It should’ve been a mistake. I should feel regret, but I don’t. Not the way I should.
I think about the way Zane looked at her. How it wasn’t just sex for him. How it wouldn’t just be sex if it happened again. How easy it would be to say yes to more.
That’s the part that scares me the most.
I hear movement behind me—someone walking into the room—but I don’t turn around. I already know who it is.
Mia.
She doesn’t say anything at first, just hovers near the doorway. I can feel her eyes on me, waiting. I don’t look at her.
“You didn’t sleep,” she says.
“Didn’t need it,” I mutter, clicking through the security feeds, even though I already know there’s nothing new.
Mia doesn’t buy it. She steps closer, and I catch a hint of her scent—something soft, something familiar—and it wrecks me all over again.
She exhales. “Asher?—”
“Don’t.” My voice is rough, edged with something I don’t want to name. I finally look at her, and fuck, that’s a mistake. She’s standing there, arms crossed, her expression unreadable, but her eyes… they still hold last night in them.
She’s still thinking about it.
I clench my fists, trying to anchor myself to something solid, but it’s no use. She’s standing too close, looking at me like she’s waiting for me to admit something I can’t.
So I do what I do best. I shut down.
“Mom, we need you!” Emma calls out.
“You should go,” I say, my voice flat. “Emma’s calling for you.”
Mia’s lips press together, but she doesn’t argue. She just nods, her disappointment like a physical thing in the air between us.
She turns to leave, but turns around at the last second. “You can tell them apart so easily. People can never do that, you know?”
With that, she’s gone.
From my seat in the security room, I hear Emma’s voice filtering in from the kitchen, high-pitched and full of excitement.
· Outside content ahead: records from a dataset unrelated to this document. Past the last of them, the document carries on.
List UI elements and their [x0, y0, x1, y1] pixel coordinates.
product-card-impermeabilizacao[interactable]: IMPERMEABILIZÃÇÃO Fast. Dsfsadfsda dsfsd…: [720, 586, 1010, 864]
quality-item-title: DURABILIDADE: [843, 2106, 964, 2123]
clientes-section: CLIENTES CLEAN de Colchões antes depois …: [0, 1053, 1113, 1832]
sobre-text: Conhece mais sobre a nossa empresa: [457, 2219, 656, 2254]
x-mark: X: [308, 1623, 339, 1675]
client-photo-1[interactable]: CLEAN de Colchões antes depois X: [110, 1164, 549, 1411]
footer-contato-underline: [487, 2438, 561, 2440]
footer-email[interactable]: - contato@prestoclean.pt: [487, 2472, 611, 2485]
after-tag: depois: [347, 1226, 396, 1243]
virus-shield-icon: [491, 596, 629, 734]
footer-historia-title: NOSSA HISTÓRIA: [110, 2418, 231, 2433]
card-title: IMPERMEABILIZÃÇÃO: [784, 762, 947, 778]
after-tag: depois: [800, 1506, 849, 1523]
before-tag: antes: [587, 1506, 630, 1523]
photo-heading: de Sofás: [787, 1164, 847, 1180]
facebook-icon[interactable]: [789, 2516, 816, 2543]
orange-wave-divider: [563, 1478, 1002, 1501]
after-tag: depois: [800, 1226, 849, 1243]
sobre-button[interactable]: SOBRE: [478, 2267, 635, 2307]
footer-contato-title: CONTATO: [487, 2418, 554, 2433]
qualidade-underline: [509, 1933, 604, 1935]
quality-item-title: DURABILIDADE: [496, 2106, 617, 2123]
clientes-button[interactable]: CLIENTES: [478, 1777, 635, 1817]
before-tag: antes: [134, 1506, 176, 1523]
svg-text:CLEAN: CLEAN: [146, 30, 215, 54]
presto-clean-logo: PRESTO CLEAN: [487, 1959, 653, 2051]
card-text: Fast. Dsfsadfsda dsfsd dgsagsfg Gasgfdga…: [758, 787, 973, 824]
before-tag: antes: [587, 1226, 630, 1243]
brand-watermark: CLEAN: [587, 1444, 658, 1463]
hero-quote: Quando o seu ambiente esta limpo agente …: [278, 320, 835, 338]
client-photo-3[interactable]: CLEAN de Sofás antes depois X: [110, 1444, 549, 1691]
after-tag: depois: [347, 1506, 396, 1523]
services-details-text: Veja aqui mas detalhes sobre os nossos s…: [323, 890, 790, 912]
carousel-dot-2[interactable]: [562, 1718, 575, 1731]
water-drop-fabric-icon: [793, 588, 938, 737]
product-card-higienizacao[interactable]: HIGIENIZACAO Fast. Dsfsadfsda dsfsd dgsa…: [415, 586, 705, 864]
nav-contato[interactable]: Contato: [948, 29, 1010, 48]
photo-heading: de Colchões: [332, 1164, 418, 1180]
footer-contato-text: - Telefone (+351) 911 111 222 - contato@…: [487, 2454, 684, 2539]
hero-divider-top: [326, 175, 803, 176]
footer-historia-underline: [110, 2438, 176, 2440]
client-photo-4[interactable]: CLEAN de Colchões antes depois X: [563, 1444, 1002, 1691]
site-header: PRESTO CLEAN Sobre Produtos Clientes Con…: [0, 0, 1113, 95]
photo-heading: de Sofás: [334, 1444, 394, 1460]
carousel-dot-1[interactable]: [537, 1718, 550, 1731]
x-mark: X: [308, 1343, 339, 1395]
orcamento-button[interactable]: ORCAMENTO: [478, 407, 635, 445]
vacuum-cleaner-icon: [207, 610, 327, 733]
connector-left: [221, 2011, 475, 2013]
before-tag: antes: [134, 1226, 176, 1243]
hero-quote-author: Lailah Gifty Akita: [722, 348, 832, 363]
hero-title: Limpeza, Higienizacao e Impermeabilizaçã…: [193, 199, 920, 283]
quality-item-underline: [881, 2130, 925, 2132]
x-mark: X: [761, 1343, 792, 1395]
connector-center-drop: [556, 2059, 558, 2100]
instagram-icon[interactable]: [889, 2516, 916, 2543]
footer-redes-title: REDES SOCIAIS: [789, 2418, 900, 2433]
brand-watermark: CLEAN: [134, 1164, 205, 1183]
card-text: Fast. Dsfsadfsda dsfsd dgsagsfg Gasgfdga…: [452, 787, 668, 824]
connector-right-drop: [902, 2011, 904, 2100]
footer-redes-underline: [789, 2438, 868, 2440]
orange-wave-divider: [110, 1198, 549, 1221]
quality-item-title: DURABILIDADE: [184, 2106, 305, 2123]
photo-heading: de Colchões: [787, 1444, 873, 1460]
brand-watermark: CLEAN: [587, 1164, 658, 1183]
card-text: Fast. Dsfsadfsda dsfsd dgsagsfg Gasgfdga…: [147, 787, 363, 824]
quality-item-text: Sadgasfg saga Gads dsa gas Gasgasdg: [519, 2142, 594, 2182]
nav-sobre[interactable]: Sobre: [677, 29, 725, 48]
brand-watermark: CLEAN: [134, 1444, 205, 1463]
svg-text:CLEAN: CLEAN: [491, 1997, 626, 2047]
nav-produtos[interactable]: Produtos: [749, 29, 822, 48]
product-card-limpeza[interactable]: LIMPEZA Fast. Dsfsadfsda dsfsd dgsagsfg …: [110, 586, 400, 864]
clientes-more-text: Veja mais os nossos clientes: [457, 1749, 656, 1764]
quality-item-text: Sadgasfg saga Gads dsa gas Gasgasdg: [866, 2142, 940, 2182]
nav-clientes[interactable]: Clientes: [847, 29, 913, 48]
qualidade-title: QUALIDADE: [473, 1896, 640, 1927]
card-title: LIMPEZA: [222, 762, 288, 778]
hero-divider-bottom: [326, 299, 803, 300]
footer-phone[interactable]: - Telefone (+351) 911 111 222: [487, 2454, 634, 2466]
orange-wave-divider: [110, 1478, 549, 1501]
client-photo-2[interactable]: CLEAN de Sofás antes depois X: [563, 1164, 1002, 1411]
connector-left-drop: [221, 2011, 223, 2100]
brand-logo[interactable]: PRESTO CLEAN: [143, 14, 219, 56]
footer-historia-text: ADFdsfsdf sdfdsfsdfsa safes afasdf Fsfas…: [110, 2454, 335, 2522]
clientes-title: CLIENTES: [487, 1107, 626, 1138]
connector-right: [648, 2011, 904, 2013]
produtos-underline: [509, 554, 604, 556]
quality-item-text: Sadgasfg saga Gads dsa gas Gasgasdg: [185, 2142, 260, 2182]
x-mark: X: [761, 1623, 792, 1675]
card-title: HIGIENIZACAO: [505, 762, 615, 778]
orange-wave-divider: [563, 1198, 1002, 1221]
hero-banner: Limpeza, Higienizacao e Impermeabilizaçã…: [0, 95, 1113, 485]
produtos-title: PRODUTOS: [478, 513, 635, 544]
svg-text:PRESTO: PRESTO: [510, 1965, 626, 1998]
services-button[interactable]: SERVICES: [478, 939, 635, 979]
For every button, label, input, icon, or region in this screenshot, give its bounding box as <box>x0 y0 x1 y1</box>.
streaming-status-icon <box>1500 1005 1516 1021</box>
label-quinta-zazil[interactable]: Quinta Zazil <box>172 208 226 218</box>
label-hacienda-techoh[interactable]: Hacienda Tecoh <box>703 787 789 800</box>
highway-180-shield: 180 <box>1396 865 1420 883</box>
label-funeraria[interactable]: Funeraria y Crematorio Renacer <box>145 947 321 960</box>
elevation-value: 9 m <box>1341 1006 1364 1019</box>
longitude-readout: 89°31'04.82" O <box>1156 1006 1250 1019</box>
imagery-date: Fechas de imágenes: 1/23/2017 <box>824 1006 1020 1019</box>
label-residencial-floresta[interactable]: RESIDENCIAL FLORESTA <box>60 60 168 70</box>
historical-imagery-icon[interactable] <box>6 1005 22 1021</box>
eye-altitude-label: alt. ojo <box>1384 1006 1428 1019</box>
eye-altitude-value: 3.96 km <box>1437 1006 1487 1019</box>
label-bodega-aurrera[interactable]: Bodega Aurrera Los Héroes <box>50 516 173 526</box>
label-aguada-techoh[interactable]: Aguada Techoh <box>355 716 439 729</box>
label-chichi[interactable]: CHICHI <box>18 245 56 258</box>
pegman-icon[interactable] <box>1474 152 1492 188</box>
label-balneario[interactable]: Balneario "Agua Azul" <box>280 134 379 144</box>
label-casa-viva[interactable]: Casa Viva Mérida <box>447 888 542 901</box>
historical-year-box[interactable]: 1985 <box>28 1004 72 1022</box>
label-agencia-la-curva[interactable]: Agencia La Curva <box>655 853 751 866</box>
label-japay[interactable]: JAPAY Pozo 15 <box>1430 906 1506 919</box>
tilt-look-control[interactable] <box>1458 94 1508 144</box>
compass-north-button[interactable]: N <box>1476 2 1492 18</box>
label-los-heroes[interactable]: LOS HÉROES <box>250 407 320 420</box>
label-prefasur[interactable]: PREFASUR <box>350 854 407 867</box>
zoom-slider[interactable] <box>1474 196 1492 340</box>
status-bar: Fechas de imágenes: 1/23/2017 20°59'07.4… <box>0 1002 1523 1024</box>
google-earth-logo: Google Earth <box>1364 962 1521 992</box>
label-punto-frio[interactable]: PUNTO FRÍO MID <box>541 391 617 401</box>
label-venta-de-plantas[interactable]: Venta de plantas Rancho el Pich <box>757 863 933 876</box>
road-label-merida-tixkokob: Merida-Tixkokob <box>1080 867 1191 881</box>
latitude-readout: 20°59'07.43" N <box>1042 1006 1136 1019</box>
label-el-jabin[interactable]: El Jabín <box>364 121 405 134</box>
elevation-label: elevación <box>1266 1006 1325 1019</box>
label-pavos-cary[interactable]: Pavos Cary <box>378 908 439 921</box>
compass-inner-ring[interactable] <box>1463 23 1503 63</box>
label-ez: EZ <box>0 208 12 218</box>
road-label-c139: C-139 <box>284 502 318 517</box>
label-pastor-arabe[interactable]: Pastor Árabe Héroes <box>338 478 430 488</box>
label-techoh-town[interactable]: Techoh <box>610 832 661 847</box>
“Damon!” Emma chirps. “We were looking for you.”
“What’s up, kiddo?” Damon goes.
I shut my eyes. I was so jealous when I saw him with Mia that day. I thought that if I could just have her once, it could make this ugly feeling in my chest go away. But that’s not the truth. And it gives me all the answers I need to have about her.
I have feelings for her. And the worst part? So do my friend and my boss.
I can’t do this. It’s insane.
Despite myself, I can’t help but tune back into Ella’s babbles. She’s telling Damon some elaborate story about her stuffed bear’s adventures—something about it being a spy bear with laser eyes and a jetpack. Damon plays along, his deep chuckle rolling through the house like it belongs there.
Like he belongs here.
Even though I can’t see them, I can imagine the casual intimacy of it. Him sitting at the table with her, nodding in all the right places, pretending to be fascinated by a child’s imagination—it makes my chest ache in a way I don’t like to examine.
I rub a hand over my face and reach for my phone. A distraction. Something to pull me out of my own head.
The screen lights up. A notification from my inbox that says, “Dubai contract—Final Signature Required.”